In order to work around the issue, I loosened the constraints on UserPrefs a little:

class UserPrefs {
    static constraints = {
        user(nullable: true)
    }
    static belongsTo = [user: AppUser]
}

With this change, cascading persistence works. Given, it’s not an ideal solution, but it does let us have access to the user property if needed.

What made this extra confusing is that we have a similar relationship in another set of classes that worked without a problem. The only difference there is that the child class is not automatically created with a static initializer as is done in for the prefs property in AppUser. It is always explicitly set into the owning object. I’ve run out of time to pursue this one further, so I don’t have a final answer. Anyone else out there have more insight into this?

The second persistence issue related to this section of code in the update method of one of our controllers:

def update = {
    def hubMap = HubMap.get(params.id);
    hubMap.properties = params;
    if (hubMap.save()) {
        ...add success message to response...
    } else {
        ...add failure message to response...
    }
    ...
}

Again, the code worked fine under Grails 1.1.1, but the save call failed under 1.2.2. Unfortunately, there was a hole in both our unit and integration tests for this method, so we didn’t catch it until much later in the release cycle.

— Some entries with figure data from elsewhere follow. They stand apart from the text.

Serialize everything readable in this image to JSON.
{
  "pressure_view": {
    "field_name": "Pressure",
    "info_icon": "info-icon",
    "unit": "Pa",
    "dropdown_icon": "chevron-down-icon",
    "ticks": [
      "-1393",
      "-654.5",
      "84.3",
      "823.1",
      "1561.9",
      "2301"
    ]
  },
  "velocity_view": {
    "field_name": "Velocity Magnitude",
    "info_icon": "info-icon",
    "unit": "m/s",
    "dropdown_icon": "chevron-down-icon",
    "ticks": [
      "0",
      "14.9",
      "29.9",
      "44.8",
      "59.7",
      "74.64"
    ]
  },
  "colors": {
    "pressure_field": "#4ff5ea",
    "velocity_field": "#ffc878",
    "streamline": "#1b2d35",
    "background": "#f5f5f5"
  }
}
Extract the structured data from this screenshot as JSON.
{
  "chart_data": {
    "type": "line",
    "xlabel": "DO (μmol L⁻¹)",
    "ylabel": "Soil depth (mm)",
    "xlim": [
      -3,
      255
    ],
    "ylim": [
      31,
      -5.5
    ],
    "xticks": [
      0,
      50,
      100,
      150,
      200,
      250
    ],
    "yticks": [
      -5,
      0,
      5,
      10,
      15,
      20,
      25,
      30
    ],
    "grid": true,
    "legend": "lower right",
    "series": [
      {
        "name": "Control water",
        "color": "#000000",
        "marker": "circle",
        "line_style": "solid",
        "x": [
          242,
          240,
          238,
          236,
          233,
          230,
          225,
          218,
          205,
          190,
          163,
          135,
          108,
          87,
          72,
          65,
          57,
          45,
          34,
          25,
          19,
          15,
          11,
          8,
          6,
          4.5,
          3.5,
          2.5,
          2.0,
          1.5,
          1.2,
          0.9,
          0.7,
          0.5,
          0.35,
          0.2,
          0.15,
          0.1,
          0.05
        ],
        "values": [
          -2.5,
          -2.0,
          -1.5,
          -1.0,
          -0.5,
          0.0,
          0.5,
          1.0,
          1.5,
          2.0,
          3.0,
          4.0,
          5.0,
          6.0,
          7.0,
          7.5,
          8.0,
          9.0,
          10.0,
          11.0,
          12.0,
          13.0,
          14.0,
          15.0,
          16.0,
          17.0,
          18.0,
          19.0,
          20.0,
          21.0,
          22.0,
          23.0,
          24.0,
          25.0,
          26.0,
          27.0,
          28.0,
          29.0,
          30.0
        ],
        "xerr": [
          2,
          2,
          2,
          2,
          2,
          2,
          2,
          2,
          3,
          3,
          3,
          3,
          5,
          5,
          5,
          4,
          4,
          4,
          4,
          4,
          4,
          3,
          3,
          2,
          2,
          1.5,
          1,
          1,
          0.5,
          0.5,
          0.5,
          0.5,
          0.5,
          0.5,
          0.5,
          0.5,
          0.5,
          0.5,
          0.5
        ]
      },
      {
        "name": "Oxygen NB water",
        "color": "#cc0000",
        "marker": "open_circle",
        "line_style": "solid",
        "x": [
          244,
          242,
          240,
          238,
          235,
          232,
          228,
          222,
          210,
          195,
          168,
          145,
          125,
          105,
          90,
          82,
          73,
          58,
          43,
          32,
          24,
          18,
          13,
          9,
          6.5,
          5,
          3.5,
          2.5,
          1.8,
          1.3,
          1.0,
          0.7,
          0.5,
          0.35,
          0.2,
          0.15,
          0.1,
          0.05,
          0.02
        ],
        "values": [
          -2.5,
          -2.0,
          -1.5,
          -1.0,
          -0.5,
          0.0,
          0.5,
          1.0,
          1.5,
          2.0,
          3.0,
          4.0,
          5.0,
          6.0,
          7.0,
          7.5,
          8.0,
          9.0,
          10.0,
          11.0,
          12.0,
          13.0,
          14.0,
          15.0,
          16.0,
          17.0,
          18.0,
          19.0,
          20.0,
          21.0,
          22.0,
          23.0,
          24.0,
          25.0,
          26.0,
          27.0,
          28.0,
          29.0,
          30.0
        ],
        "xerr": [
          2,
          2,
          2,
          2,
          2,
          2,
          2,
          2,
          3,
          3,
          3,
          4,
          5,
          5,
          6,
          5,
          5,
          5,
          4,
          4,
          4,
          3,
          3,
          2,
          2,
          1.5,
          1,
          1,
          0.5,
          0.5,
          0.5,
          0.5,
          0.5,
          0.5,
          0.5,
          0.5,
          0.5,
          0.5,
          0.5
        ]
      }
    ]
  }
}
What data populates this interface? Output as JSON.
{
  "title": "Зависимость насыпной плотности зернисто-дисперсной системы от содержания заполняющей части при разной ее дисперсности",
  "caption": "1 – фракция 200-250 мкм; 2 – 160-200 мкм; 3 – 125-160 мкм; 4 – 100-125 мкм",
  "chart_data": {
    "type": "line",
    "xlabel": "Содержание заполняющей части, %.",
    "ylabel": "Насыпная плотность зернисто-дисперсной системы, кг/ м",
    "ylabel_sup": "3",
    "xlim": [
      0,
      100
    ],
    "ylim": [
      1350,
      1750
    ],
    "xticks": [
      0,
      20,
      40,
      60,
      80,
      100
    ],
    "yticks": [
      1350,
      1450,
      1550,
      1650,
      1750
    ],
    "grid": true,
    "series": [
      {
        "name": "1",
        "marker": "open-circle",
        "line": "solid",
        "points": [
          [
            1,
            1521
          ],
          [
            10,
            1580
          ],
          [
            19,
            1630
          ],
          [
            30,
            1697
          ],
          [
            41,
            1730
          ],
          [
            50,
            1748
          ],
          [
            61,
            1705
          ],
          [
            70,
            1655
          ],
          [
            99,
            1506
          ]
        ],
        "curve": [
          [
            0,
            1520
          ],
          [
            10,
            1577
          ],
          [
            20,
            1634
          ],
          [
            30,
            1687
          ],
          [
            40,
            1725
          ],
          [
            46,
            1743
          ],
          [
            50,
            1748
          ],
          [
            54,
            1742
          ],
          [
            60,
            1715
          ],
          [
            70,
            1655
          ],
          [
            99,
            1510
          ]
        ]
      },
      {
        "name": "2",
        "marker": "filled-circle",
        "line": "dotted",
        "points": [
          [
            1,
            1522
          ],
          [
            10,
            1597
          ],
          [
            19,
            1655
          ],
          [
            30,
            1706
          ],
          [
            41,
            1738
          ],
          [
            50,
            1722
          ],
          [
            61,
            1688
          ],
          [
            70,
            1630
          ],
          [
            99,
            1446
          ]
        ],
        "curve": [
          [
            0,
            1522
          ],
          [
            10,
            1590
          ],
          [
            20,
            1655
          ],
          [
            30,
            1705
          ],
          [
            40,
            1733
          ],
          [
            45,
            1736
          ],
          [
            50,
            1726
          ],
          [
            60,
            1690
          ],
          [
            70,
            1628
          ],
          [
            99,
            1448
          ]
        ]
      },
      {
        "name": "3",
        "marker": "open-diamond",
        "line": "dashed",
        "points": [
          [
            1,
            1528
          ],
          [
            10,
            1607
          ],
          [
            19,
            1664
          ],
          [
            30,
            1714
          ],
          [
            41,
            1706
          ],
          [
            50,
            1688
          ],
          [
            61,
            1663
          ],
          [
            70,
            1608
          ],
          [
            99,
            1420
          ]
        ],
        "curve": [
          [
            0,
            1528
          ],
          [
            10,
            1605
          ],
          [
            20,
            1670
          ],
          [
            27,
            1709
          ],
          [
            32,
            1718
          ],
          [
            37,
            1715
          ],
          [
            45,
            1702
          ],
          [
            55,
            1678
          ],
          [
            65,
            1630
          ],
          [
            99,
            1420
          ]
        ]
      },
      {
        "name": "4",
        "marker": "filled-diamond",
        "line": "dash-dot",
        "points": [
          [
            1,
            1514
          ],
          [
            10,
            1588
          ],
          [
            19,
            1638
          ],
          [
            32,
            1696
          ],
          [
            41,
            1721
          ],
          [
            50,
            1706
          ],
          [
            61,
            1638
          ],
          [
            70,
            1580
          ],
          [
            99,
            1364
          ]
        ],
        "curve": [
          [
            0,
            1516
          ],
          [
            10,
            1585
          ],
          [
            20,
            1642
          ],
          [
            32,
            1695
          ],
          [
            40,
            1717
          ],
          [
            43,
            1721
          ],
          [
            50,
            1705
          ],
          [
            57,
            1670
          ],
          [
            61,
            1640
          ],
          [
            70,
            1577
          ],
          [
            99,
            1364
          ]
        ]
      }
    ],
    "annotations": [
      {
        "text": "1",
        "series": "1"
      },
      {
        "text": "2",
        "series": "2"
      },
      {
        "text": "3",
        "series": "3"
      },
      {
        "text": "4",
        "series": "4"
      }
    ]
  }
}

Was the JSON conversion in the controller’s get method that generated the original data for the browser different? Nope.
Had the behaviour of the properties meta-method changed? Nope.

The difference is in how Grails handles any existing validation errors on a domain object when you call save(). In our case, the JSON that was being sent to the controller (via a Prototype AJAX call) contained two properties that were references to other objects. The javascript object conversion in the browser was not setting these properties in a meaningful way for the AJAX call; they were both coming across with the string value [object Object]. Since these fields are never updated in this particular workflow, we had never checked what was happening to them. Grails obviously could not convert from the string values to the proper objects, it ignored the values and set two errors on the domain object to record them. However, we didn’t check for errors after the properties call. We went straight to the save call. Under Grails 1.1, deep within the saving sequence in a random class called AbstractDynamicPersistentMethod, you come across this bit of code:

doInvokeInternal(...) {
    ...
    Errors errors = new BeanPropertyBindingResult(target, target.getClass().getName());
    mc.setProperty(target, ERRORS_PROPERTY, errors);
    ...
}

Any existing errors are replaced with a fresh, clean BeanPropertyBindingResult object, wiping out the error information. We never spotted it because we never expected the properties with errors to change anyway. That hole has been closed in Grails 1.2:

doInvokeInternal(...) {
    ...
    Errors errors = setupErrorsProperty(target);
    ...
}

The new setupErrorsProperty call will copy out existing errors. We put in a few adjustments to not attempt to update those properties and all is well.

So there you have it. A couple of gotchas in the upgrade path for grails. Hope this saves some folks from banging their head against the wall.